Toujours plus, toujours plus vite. L'explosion des technologies ``multimédias'' a inexorablement conduit à une énorme production d'informations. La quantité de son, d'image et de texte produite durant les 50 dernières années dépasse toute celle produite depuis l'aube de l'humanité. Un tel raz-de-marée pose quelques problèmes à nos petits cerveaux.
Devant une telle affluence, notre réaction varie entre l'abrutissement et l'abstinence. Heureusement, ces deux extrêmes ne sont pas les seules solutions. Pour arriver à percevoir dans tout ce brouhaha un peu de pertinence, il nous faut prendre le temps de discerner, d'analyser et de prendre du recul.
Prendre du recul et aller à l'essentiel : nous devons apprendre à naviguer. Et bien sûr, pour nous aider dans cette tâche, de nouveaux outils doivent nous assister et incidemment former notre intelligence à ce nouvel exercice que l'on pourrait nommer : la perception multi-échelle.
La lutte pour la perception multi-échelle a déjà commencé. En fait, elle existe depuis que l'Homme existe : nos capacités d'abstraction sont l'une des caractéristiques de notre espèce. Simplement le besoin a grandi et plus que jamais, nous avons besoin de hiérarchiser nos pensées. Il nous faut acquérir la souplesse de sauter de concept en sous-concepts, d'argumenter le général et le détail, sans jamais perdre de vue l'ensemble.
Par exemple, peut-être vous souvenez-vous avoir appris à l'école que le corps est constitué de cellules. Puis quelques semaines plus tard est venu une seconde révélation : les cellules sont constituées de molécules qui sont elles-mêmes constituées d'atomes. Personnellement, je suis resté perplexe devant ce discours. Je ne remettais pas la chose en question, mais j'avais beaucoup de mal à imaginer mon corps immense comparé à un atome et ridiculement petit comparé à une galaxie.
Essayons d'imaginer l'outil adéquat dans la situation de l'écolier face à l'infiniment grand et l'infiniment petit. La difficulté ici n'est pas de se familiariser avec l'existence des galaxies et des atomes. En effet, quelques images ou schémas bien sentis permettent d'appréhender de tels objets en les ramenant à notre échelle. La difficulté réside dans le passage d'une échelle à l'autre.
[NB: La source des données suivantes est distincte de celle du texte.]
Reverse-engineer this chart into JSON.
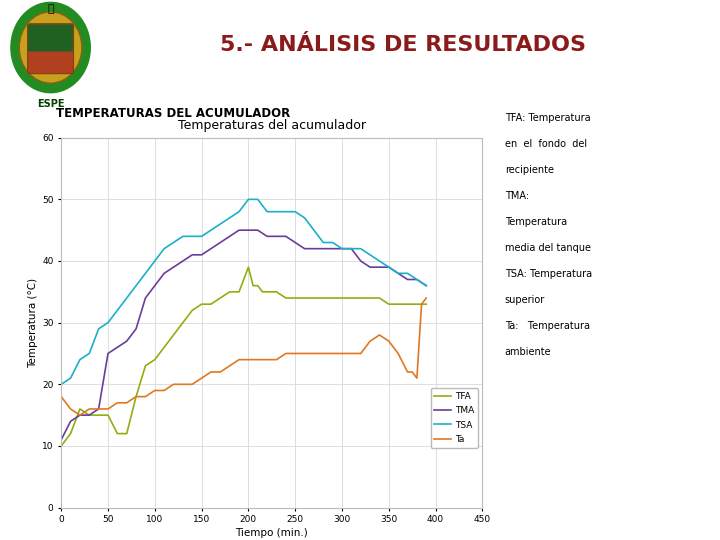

Comment rendre compte de variations d'échelle de plusieurs dizaines d'ordres de grandeur ?
Mais pour nous entraîner à naviguer entre le détail et le général, j'ai la conviction qu'une aide visuelle serait du plus grand secours. Pour revenir à l'exemple de l'écolier, un film similaire à la ballade décrite en 1.1.2 serait parfaitement adéquat. Un observateur se déplacerait de l'autre bout de l'univers jusqu'à une molécule ADN d'un arbre terrien.
Dans cette section, les principaux problèmes liés à la modélisation et à l'affichage de scènes avec de grandes variations d'échelle sont énumérés, ce qui nous conduit à préciser les objectifs de ce travail. Ensuite, les principales contributions de cet ouvrage sont brièvement décrites. Enfin, nous présenterons l'articulation du document.
L'observation multi-échelle exacerbe les problèmes d'aliasing1.2 et leurs conséquences néfastes. Dans le cas d'application avec de grandes variations d'échelle, les méthodes de simplification sont difficilement utilisables. En revanche, la modélisation procédurale, bien que délicate à mettre en oeuvre, est plus adéquate.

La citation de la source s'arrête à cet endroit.